If any indie rock group was going to host a “family podcast” featuring music videos teaching children the alphabet and basic arithmetic, it was going to be They Might Be Giants, the geek legends whose goofy, catchy pop tunes – Istanbul (Not Constantinople), Dr. Worm, the 2002 release No! meant for “the entire family) have always bordered on the childlike. 

They Might Be Giants Friday Night Family Podcast began airing monthly and then weekly in November 2007 on the Giants’ This Might Be a Wiki site and has the band’s two Johns (Flansburgh and Linell) starring as orange felted, green sweatered puppets providing intros to videos from their Here Come the ABCs and Here Come the 123s CD/DVDs.

Since the latter was released earlier this year by Walt Disney Records, the podcast, also under the Disney umbrella, feels a bit like a promotional tool rather than an original media excursion, but TMBG and their puppet avatars make the most of it with silly skits, holiday-themed episodes, and even, occasionally, an old Giants song performed in their new green screen surroundings.

Before getting to the fun stuff, however, a question must be broached: who exactly are these songs and videos aimed at?

TMBGFNFP is supposed to be a podcast “For kids, for families, for YOU,” but one wonders if songs like C is for Conifers which names various obscure tree forms (aired strategically for Arbor Day), and the same episode’s One Everything, about the reducibility of the world to a single entity (“we share the same omniverse”), will just go over kids’ heads for the sake of some clever lyrical whimsy. 

###Simply put, there’s a snarky, above-it-all quality to the Here Come the ABCs/123s project that tends toward the over-calculated precious aspect of TMBG’s approach.

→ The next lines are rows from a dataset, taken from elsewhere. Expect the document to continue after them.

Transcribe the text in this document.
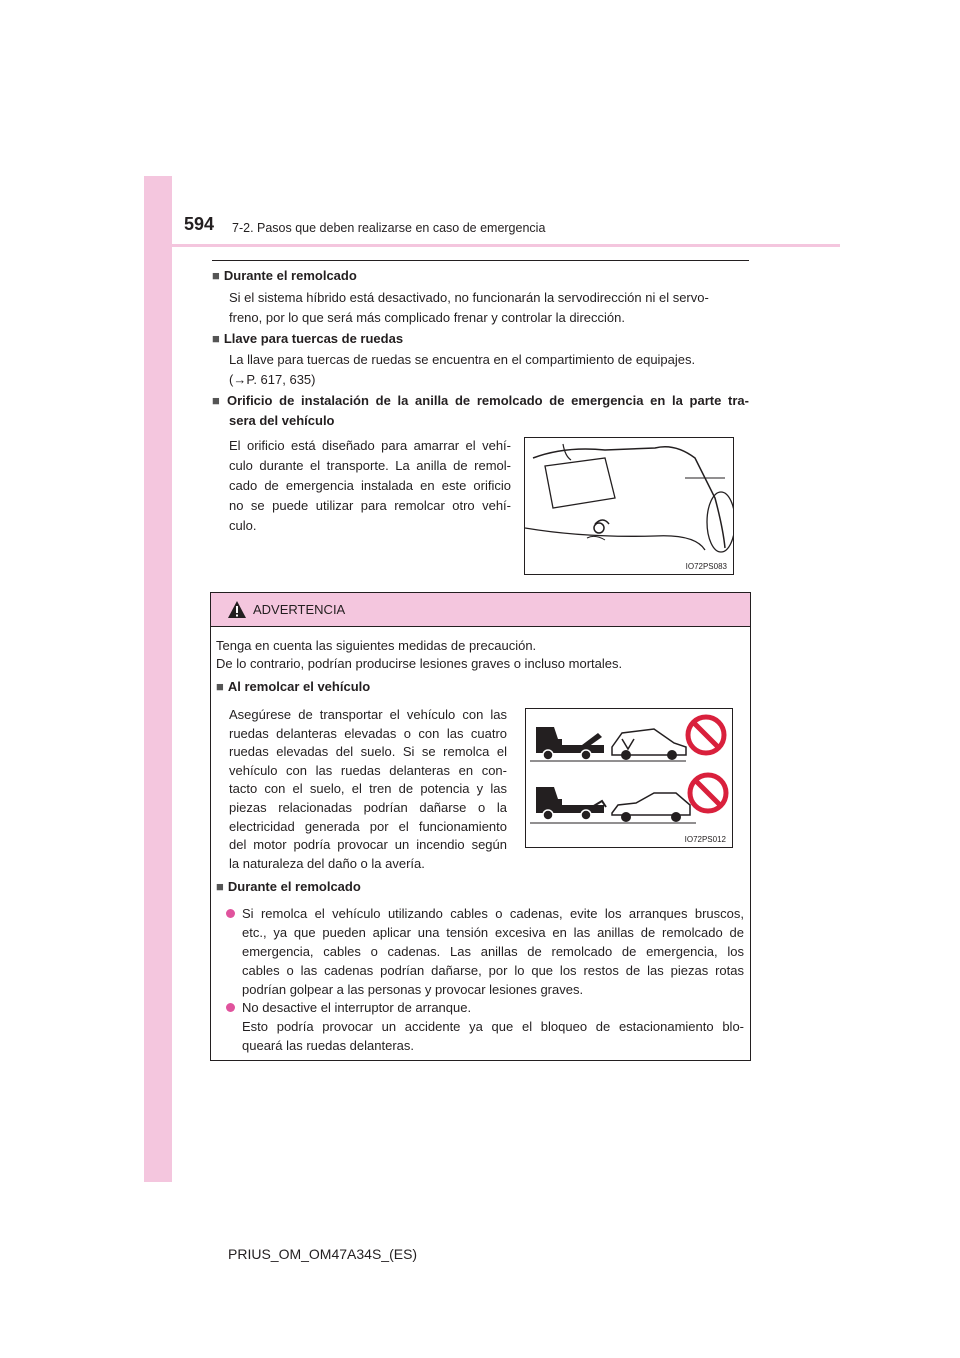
594 7-2. Pasos que deben realizarse en caso de emergencia
■ Durante el remolcado
Si el sistema híbrido está desactivado, no funcionarán la servodirección ni el servo-
freno, por lo que será más complicado frenar y controlar la dirección.
■ Llave para tuercas de ruedas
La llave para tuercas de ruedas se encuentra en el compartimiento de equipajes.
(→P. 617, 635)
■ Orificio de instalación de la anilla de remolcado de emergencia en la parte tra-
sera del vehículo
El orificio está diseñado para amarrar el vehí-
culo durante el transporte. La anilla de remol-
cado de emergencia instalada en este orificio
no se puede utilizar para remolcar otro vehí-
culo.
IO72PS083
ADVERTENCIA
Tenga en cuenta las siguientes medidas de precaución.
De lo contrario, podrían producirse lesiones graves o incluso mortales.
■ Al remolcar el vehículo
Asegúrese de transportar el vehículo con las
ruedas delanteras elevadas o con las cuatro
ruedas elevadas del suelo. Si se remolca el
vehículo con las ruedas delanteras en con-
tacto con el suelo, el tren de potencia y las
piezas relacionadas podrían dañarse o la
electricidad generada por el funcionamiento
del motor podría provocar un incendio según
la naturaleza del daño o la avería.
IO72PS012
■ Durante el remolcado
Si remolca el vehículo utilizando cables o cadenas, evite los arranques bruscos,
etc., ya que pueden aplicar una tensión excesiva en las anillas de remolcado de
emergencia, cables o cadenas. Las anillas de remolcado de emergencia, los
cables o las cadenas podrían dañarse, por lo que los restos de las piezas rotas
podrían golpear a las personas y provocar lesiones graves.
No desactive el interruptor de arranque.
Esto podría provocar un accidente ya que el bloqueo de estacionamiento blo-
queará las ruedas delanteras.
PRIUS_OM_OM47A34S_(ES)
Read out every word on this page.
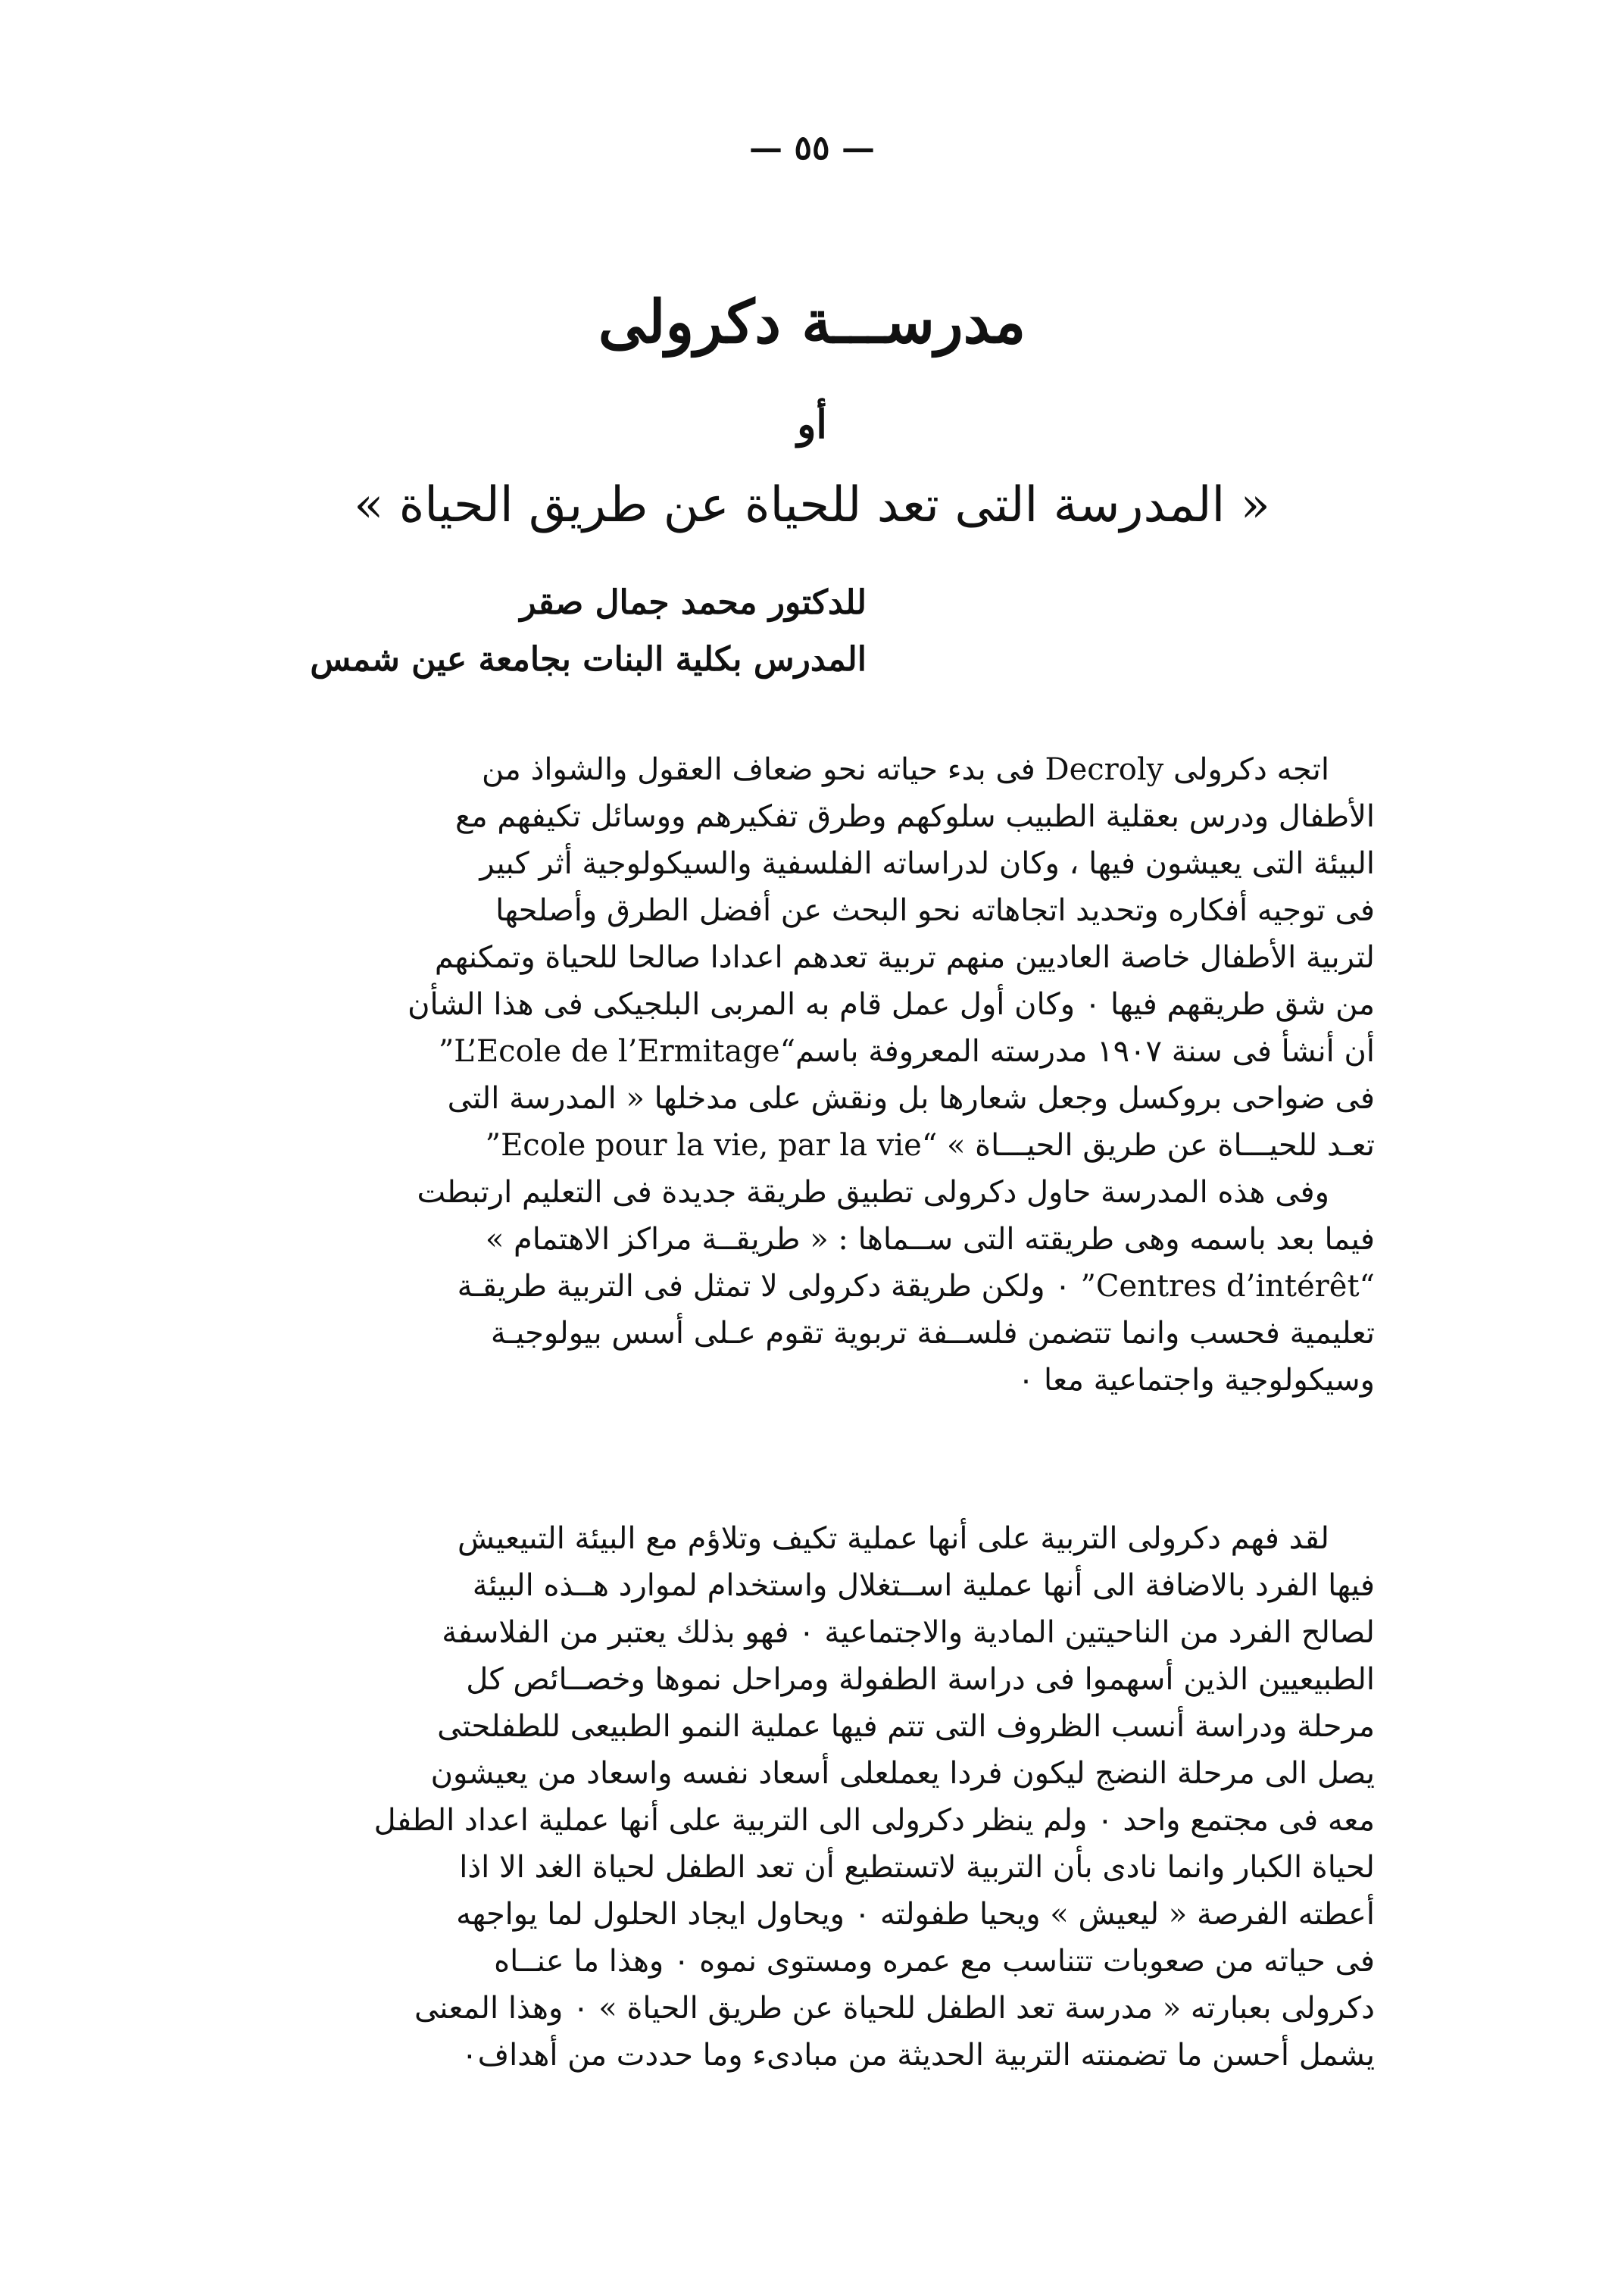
— ٥٥ —
مدرســـة دكرولى
أو
« المدرسة التى تعد للحياة عن طريق الحياة »
للدكتور محمد جمال صقر
المدرس بكلية البنات بجامعة عين شمس
اتجه دكرولى Decroly فى بدء حياته نحو ضعاف العقول والشواذ من
الأطفال ودرس بعقلية الطبيب سلوكهم وطرق تفكيرهم ووسائل تكيفهم مع
البيئة التى يعيشون فيها ، وكان لدراساته الفلسفية والسيكولوجية أثر كبير
فى توجيه أفكاره وتحديد اتجاهاته نحو البحث عن أفضل الطرق وأصلحها
لتربية الأطفال خاصة العاديين منهم تربية تعدهم اعدادا صالحا للحياة وتمكنهم
من شق طريقهم فيها ٠ وكان أول عمل قام به المربى البلجيكى فى هذا الشأن
أن أنشأ فى سنة ١٩٠٧ مدرسته المعروفة باسم“L’Ecole de l’Ermitage”
فى ضواحى بروكسل وجعل شعارها بل ونقش على مدخلها « المدرسة التى
تعـد للحيـــاة عن طريق الحيـــاة » “Ecole pour la vie, par la vie”
وفى هذه المدرسة حاول دكرولى تطبيق طريقة جديدة فى التعليم ارتبطت
فيما بعد باسمه وهى طريقته التى ســماها : « طريقــة مراكز الاهتمام »
“Centres d’intérêt” ٠ ولكن طريقة دكرولى لا تمثل فى التربية طريقـة
تعليمية فحسب وانما تتضمن فلســفة تربوية تقوم عـلى أسس بيولوجيـة
وسيكولوجية واجتماعية معا ٠
لقد فهم دكرولى التربية على أنها عملية تكيف وتلاؤم مع البيئة التىيعيش
فيها الفرد بالاضافة الى أنها عملية اســتغلال واستخدام لموارد هــذه البيئة
لصالح الفرد من الناحيتين المادية والاجتماعية ٠ فهو بذلك يعتبر من الفلاسفة
الطبيعيين الذين أسهموا فى دراسة الطفولة ومراحل نموها وخصــائص كل
مرحلة ودراسة أنسب الظروف التى تتم فيها عملية النمو الطبيعى للطفلحتى
يصل الى مرحلة النضج ليكون فردا يعملعلى أسعاد نفسه واسعاد من يعيشون
معه فى مجتمع واحد ٠ ولم ينظر دكرولى الى التربية على أنها عملية اعداد الطفل
لحياة الكبار وانما نادى بأن التربية لاتستطيع أن تعد الطفل لحياة الغد الا اذا
أعطته الفرصة « ليعيش » ويحيا طفولته ٠ ويحاول ايجاد الحلول لما يواجهه
فى حياته من صعوبات تتناسب مع عمره ومستوى نموه ٠ وهذا ما عنــاه
دكرولى بعبارته « مدرسة تعد الطفل للحياة عن طريق الحياة » ٠ وهذا المعنى
يشمل أحسن ما تضمنته التربية الحديثة من مبادىء وما حددت من أهداف٠
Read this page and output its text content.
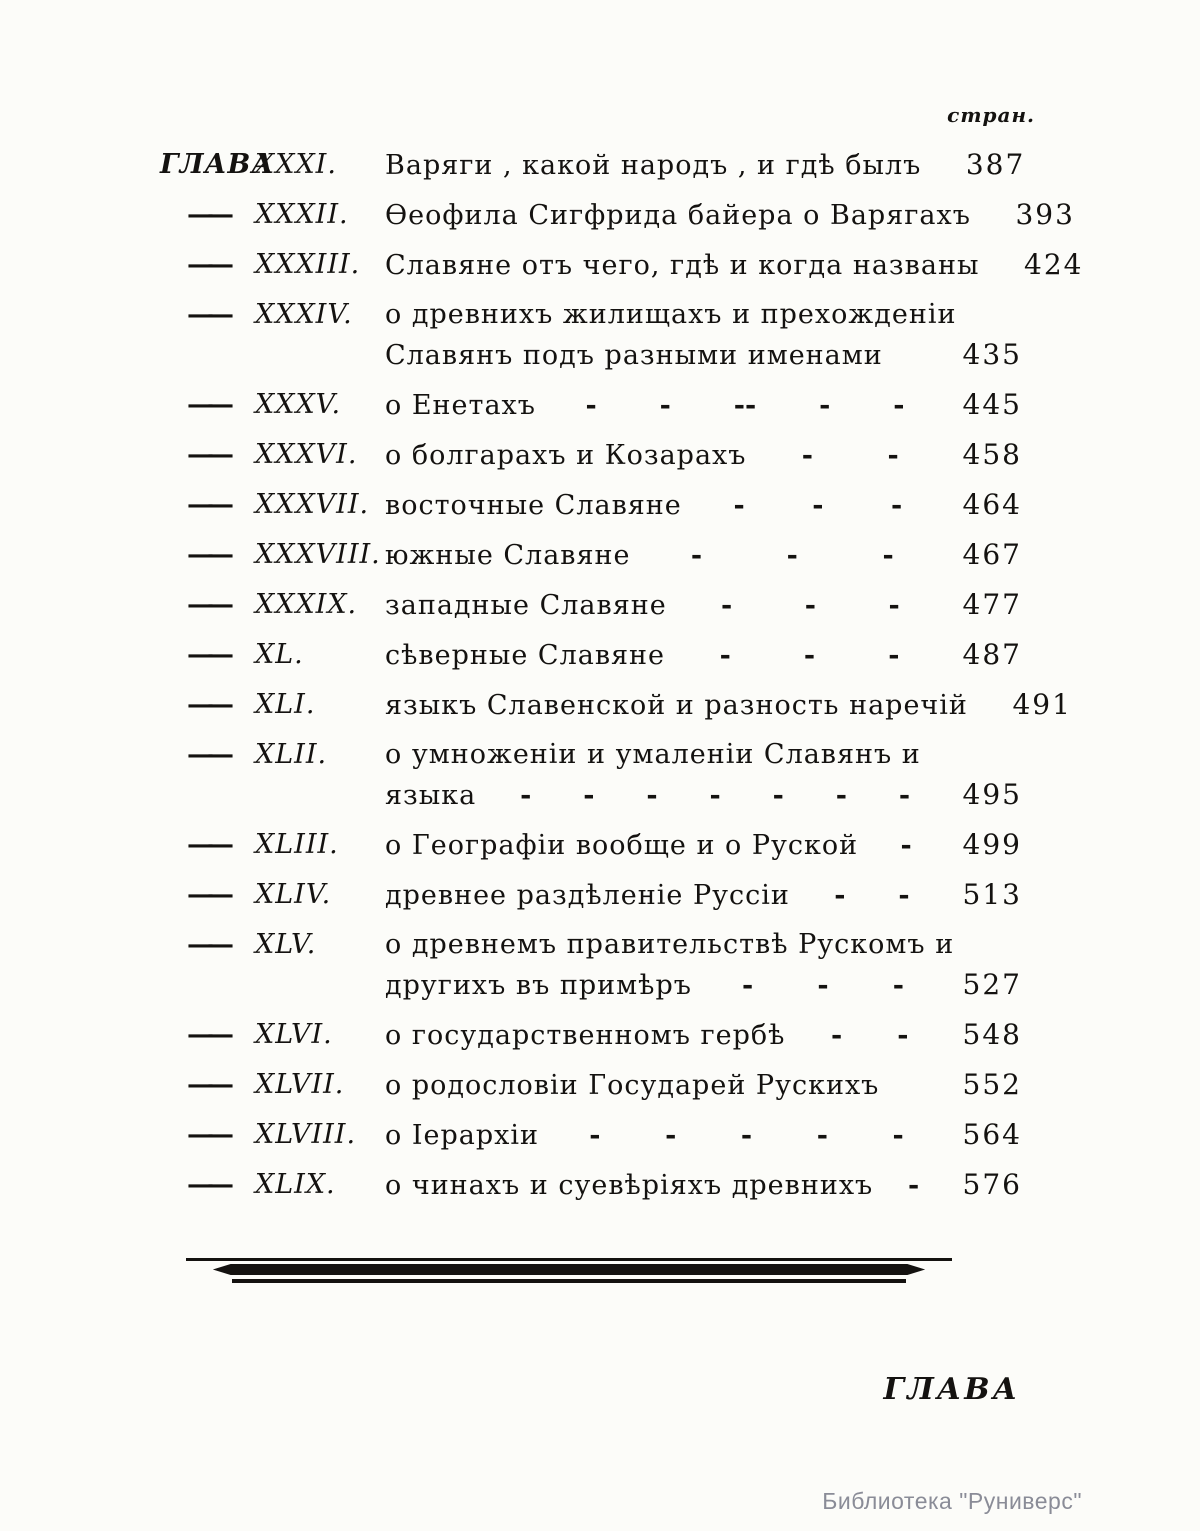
стран.
ГЛАВА
XXXI.	Варяги , какой народъ , и гдѣ былъ	387
——	XXXII.	Ѳеофила Сигфрида байера о Варягахъ	393
——	XXXIII. Славяне отъ чего, гдѣ и когда названы	424
——	XXXIV.	о древнихъ жилищахъ и прехожденіи
Славянъ подъ разными именами	435
——	XXXV.	о Енетахъ - - -- - -	445
——	XXXVI.	о болгарахъ и Козарахъ -	-	458
——	XXXVII. восточные Славяне -	-	-	464
——	XXXVIII. южные Славяне -	-	-	467
——	XXXIX.	западные Славяне -	-	-	477
——	XL.	сѣверные Славяне -	-	-	487
——	XLI.	языкъ Славенской и разность наречій	491
——	XLII.	о умноженіи и умаленіи Славянъ и
языка - - - - - - -	495
——	XLIII.	о Географіи вообще и о Руской -	499
——	XLIV.	древнее раздѣленіе Руссіи - -	513
——	XLV.	о древнемъ правительствѣ Рускомъ и
другихъ въ примѣръ - - -	527
——	XLVI.	о государственномъ гербѣ - -	548
——	XLVII.	о родословіи Государей Рускихъ	552
——	XLVIII.	о Іерархіи - - - - -	564
——	XLIX.	о чинахъ и суевѣріяхъ древнихъ -	576
ГЛАВА
Библиотека "Руниверс"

For the Giants’ dedicated cult fan base that quality will likely prove these songs as endearing as anything else they’ve ever done, but for target “families” I can’t imagine even the most hipster parents actually using these songs and videos to school their organic-fed offspring. The whole thing smacks of TMBG attempting to justify their genre-bending experiments at the very extremes of twee by going so far as to perform in a children’s entertainment format.

Nonetheless, if you can tolerate a weekly overdose of cute, TMBGFNFP is your podcast.

Most episodes contain numbers (pun intended) such as Nonagon and the kid-voiced One Dozen Monkeys, both of which are damn – I’m sorry, darn – infectious. The mostly animated videos are top notch realizations of the songs produced by a host of different artists and range from the consciously retro (the dueling magicians of Letter Shapes who conjure memories of the live action wonder of Sesame Street) to the chicly contemporary (the advanced rotoscoping of Rolling O).

And Flansburgh and Linell hardly seem to need prodding to deliver off the wall wackiness, dressing like pirates, faking French accents, and getting down at Club Whatnot with the help of DJ Snookums.

It’s all so adorable it might very well melt your outer cynic. Heck, maybe there’re even some kids out there who’ll be cool enough to watch it over Dora and Diego.